Com frequência havia tensão entre os santos e o governo federal. O presidente dos Estados Unidos nomeou Brigham Young como o primeiro governador de Utah, mas ele e os santos entraram em atrito com outros líderes governamentais do território. Em 1857 e 1858, parecia possível eclodir uma guerra entre os santos e o governo federal, depois que o presidente enviou um exército a Utah para debelar uma suposta rebelião e instalar um novo governador para substituir Brigham Young. Novas tensões surgiram depois que o governo dos Estados Unidos tomou medidas legislativas para criminalizar o casamento plural na década de 1860. Nas décadas de 1870 e 1880, as mulheres mórmons, em especial, tornaram-se politicamente ativas ao protestarem contra as leis antipoligamia, estando entre as primeiras mulheres nos Estados Unidos e no mundo a conquistar o direito ao voto.
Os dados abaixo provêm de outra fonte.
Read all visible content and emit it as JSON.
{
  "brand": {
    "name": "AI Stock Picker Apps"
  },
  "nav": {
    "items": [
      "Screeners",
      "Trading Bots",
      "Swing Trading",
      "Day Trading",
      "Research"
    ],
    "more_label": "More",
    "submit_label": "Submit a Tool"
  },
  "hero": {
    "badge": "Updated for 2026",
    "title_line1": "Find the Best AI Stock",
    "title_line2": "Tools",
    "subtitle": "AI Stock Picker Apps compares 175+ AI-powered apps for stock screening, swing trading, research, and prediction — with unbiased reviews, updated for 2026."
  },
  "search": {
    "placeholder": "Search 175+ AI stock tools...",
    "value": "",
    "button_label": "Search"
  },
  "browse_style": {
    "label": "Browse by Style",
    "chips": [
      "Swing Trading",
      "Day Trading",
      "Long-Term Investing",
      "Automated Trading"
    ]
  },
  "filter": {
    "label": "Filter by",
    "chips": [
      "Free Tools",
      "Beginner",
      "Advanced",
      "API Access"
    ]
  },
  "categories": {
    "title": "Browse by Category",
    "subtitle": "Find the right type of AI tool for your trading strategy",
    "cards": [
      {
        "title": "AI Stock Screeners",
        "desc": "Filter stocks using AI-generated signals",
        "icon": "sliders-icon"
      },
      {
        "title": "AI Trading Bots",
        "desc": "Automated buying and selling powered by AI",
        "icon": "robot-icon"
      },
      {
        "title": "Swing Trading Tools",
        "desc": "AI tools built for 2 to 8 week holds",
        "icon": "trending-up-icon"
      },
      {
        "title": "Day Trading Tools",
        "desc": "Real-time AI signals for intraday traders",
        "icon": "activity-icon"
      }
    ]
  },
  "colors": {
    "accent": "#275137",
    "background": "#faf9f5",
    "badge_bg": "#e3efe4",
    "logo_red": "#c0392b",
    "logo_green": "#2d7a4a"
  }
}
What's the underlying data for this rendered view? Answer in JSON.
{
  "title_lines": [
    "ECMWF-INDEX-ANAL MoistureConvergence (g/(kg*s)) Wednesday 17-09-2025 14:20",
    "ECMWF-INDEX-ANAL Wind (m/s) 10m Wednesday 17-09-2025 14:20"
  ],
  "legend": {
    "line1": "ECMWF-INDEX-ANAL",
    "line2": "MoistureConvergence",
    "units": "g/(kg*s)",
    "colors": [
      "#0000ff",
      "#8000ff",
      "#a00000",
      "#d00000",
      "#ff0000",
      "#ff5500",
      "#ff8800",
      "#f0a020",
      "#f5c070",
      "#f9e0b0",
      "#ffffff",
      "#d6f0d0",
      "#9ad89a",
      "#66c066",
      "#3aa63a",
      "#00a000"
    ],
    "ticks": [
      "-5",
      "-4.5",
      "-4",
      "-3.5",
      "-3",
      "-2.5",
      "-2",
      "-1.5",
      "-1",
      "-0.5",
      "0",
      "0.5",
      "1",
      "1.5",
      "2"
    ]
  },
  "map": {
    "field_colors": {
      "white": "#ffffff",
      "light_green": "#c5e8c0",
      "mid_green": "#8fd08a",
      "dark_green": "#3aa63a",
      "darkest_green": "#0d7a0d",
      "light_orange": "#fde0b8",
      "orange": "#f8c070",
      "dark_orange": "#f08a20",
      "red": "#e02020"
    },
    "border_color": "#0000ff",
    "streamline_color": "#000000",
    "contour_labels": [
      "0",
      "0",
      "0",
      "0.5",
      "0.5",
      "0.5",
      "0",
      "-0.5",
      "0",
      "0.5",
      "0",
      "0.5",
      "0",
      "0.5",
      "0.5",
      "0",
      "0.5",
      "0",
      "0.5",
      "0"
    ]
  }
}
Assim como os santos tinham buscado justiça com os governantes estaduais e federais na esteira das perseguições do Missouri, eles buscaram a proteção do sistema judicial americano, argumentando que tinham o direito de continuar o casamento plural como prática religiosa. Depois que a Suprema Corte dos Estados Unidos rejeitou o argumento em 1879, os membros da Igreja exerceram a desobediência civil, argumentando que a obediência às leis de Deus era mais importante do que a obediência a leis injustas. À medida que o governo federal tomava medidas cada vez mais agressivas para punir os santos dos últimos dias que praticavam o casamento plural, os líderes da Igreja buscaram revelação sobre como reconciliar as exigências de sua prática religiosa com as leis da Terra. O presidente da Igreja Wilford Woodruff orou e recebeu resposta por revelação em 1890, o que levou a Igreja a interromper a prática do casamento plural.

Em 1896, Utah se tornou estado, permitindo que a maioria dos homens e das mulheres santos dos últimos dias participasse mais ativamente da vida civil americana. Embora continuasse havendo alguma oposição ao envolvimento dos santos na política, em 1908, um comitê do congresso ratificou a eleição de Reed Smoot, um membro do Quórum dos Doze, para o senado dos Estados Unidos. Desde aquela época, os santos dos últimos dias têm participado ativamente da política americana, tanto como eleitores quanto como líderes governamentais eleitos. A Igreja mantém neutralidade política em relação à política partidária dos Estados Unidos, mas se reserva o direito de fazer declarações nas questões de importância moral.